Finding trade targets in a volatile market
Sam continues to hold a falling target in the SPX (S&P 500) at 3,400, however, he believes even this is optimistic. He continues to revise his estimate weekly as the market shifts and twists in its current cycle.
“Bond volatility is showing an ideal trend and a weekly squeeze,” Sam said. “It is unreal how bad those signals are and the implication that they are just getting started.”

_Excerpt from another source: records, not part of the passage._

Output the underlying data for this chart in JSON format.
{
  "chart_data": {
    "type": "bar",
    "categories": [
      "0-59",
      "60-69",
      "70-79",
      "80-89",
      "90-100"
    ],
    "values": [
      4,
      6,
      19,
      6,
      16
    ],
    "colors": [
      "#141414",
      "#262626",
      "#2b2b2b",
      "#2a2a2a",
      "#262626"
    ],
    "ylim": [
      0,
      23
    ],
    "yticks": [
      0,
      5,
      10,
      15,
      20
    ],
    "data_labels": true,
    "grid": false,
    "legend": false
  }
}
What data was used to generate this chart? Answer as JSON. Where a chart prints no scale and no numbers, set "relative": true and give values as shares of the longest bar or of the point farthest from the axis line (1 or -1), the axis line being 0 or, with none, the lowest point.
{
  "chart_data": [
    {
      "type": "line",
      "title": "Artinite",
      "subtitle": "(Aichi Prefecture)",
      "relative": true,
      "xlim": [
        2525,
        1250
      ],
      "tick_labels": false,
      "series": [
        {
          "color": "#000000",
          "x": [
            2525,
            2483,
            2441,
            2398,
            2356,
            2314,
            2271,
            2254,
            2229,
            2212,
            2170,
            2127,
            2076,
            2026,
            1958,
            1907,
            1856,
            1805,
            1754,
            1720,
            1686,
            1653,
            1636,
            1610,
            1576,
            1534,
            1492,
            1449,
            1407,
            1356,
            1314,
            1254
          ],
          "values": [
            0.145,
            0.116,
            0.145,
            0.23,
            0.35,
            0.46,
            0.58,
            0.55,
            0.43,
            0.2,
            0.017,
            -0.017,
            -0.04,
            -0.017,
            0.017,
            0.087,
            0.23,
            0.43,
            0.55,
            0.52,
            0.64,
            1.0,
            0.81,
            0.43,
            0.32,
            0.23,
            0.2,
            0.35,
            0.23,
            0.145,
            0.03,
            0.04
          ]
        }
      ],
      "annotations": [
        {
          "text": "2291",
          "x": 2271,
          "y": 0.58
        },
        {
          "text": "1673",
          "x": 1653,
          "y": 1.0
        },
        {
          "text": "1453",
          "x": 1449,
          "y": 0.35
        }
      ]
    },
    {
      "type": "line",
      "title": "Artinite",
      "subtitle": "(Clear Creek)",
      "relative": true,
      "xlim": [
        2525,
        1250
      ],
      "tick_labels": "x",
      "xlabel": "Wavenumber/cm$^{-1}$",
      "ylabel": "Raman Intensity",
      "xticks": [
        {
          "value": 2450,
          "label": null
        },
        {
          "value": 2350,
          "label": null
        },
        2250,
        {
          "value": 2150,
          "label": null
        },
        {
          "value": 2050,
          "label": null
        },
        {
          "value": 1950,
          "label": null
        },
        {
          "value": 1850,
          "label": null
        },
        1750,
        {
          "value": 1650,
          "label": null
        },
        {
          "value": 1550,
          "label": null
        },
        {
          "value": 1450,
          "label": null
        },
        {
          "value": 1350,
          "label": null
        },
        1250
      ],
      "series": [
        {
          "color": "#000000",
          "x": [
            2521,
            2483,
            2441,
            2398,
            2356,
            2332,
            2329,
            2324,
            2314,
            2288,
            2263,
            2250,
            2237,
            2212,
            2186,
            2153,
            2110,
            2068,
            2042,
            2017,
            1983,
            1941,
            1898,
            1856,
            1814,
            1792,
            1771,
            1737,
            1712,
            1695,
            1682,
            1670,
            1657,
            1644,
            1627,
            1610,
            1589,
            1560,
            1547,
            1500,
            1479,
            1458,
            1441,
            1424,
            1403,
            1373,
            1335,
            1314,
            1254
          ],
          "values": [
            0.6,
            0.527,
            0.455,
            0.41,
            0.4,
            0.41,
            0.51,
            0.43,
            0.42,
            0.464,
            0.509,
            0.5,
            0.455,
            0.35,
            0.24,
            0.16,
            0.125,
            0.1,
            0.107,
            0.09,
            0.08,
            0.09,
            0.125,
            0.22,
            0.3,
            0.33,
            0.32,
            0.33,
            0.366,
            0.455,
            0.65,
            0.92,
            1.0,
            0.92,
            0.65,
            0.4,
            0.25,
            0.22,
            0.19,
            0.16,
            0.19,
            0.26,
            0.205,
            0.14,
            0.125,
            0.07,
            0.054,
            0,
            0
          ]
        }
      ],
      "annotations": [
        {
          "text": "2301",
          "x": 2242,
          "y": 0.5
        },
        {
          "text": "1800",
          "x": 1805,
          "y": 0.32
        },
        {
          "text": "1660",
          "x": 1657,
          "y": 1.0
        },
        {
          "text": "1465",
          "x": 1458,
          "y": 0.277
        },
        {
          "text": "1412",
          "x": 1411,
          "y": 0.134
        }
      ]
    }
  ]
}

“The VIX signals going into this week actually look wildly dangerous,” Sam said. “The weekly
histogram is pointing higher. Volatility as measured by /VX is showing a monthly squeeze histogram pointing up.”
“This is very rare,” Sam said. “The previous example was before the Covid-19 pandemic started and before that was 2008.”
He pointed out a market historical fact that no bear market has bottomed with VIX below 40. The VIX has been chopping up-and-down from 20 to near 35 for months.
Sam is concerned about how all these stock market internal signals are lining up at once.
“These are incredibly rare signal alignments,” Sam said. “Meaning that any one of these alone isn’t a problem, but it is a problem when they all collectively align like now.”
Traders must continually adapt to market uncertainty
Sam once again has adapted his trading plan to what the stock market is presenting.
“In this market, for myself at least, I will no longer entertain bullish swing trades,” Sam said. “I have written those out of my trading plan completely.”
“It’s actually quite simple,” Sam said. In a bear market I cannot be long anything for a swing
Trade. I can day trade long, but I cannot hold long trades for longer than one day.”
He encouraged traders to reassess their trading plans according to current market conditions to manage risk according to their tolerance level.
Simpler’s traders are watching key events this week that include: earnings reports; U.S. Producer Price Index (PPI) and Consumer Price Index (CPI) numbers (Wednesday and Thursday, respectively); FOMC minutes released Wednesday(from September meeting), and University of Michigan Consumer Sentiment Index numbers on Friday.